Buffalo Rat Liver 3A (BRL) and 18, 54-SF cells are two rat tumor cell lines which have been maintained continuously in serum-free media. Both cell lines secrete rat IGF-II (>50ng/ml in three day conditioned media) and have no detectable rIGF-I peptide by RIA. The experimental design was to: 1) demonstrate that lack of rIGF-I production was due to absent transcription of rIGF-I mRNA, and 2) to compare BRL, 18, 54-SF and rat liver IGF-II RNA sizes and abundance patterns on Northern blots. RNA was prepared by the guainidine thiocyanate/LiCI technique. Polyadenylated RNA (A+) was separated from non-polyadenylated RNA (A−) by oligo dT cellulose chromatography, sized on formaldehyde-agarose gels and transferred to nylon membranes. IGF RNA sequences were detected either by hybridization to in vitro transcribed cRNA specific to each strand, or to in vitro hexamer primed DNA at a specific activity > 109 cpm/μg. Probes were to i) the carboxyl terminal E peptides and 3′ nontranslated regions which are highly specific for each of the two IGF species and ii) the 5′ region of IGF-I thus allowing detection of both IGF-I splicing variants. Non-specific binding was reduced by final washing in 0.1x SSC at 62C. IGF-I mRNA could not be detected in BRL nor 18, 54-SF cells but was easily detected in adult rat liver as 1800 and 660 base major species with ~6 intermediate forms.

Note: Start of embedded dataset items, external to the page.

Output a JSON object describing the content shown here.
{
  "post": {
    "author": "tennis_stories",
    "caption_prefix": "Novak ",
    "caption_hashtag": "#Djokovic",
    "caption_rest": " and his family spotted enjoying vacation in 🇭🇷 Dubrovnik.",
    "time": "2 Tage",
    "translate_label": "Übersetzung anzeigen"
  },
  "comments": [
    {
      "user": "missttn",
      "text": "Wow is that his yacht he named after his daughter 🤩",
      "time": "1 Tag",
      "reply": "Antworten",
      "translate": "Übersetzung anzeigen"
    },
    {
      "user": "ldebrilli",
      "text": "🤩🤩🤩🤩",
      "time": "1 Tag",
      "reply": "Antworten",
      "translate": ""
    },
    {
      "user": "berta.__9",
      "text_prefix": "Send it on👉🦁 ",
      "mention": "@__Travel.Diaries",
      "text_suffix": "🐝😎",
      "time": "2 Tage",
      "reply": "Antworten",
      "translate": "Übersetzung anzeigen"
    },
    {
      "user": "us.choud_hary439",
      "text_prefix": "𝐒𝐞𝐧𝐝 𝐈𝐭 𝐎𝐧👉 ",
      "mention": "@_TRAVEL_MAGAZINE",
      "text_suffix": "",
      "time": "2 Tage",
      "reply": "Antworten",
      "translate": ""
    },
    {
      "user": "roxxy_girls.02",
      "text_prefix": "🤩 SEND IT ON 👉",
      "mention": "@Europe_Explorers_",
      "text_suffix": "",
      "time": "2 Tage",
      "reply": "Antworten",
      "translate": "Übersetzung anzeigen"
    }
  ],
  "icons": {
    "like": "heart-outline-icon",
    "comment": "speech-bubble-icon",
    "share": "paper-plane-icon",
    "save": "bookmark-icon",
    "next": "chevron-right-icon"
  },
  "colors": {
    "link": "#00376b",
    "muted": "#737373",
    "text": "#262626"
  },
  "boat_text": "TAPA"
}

IGF-II mRNA was detected by the 3′ cDNA and 3′ anti-sense cRNA probes; no species were found to hybridize with the 3′ sense cRNA, indicating that all mRNAs are in the usual 5′ to 3′ sense orientation. The BRL and 18, 54-SF cells had multiple IGF-II forms (>10kb, 7.0kb, 5.8kb, 4.4kb, 3.5kb, 3.0kb, 2.7kb, 2.5kb, 1.8kb and 1.1kb). The most abundant form in BRL cells was 5.8kb in length and polyadenylated. The predominant form in 18,54-SF cells was 4.4kb in length and this was the most abundant A+ form; additionally an A- form at 1.1kb was observed. Adult rat liver had no detectable IGF-II RNA sequences. These data demonstrate that regulated expression occurs at the level of transcription. The presence of rIGF-I mRNA and peptide in the absence of rIGF-I mRNA and peptide, coupled with the ability to grow in serum free defined media support IGF-II as being a critical growth factor in these cell lines.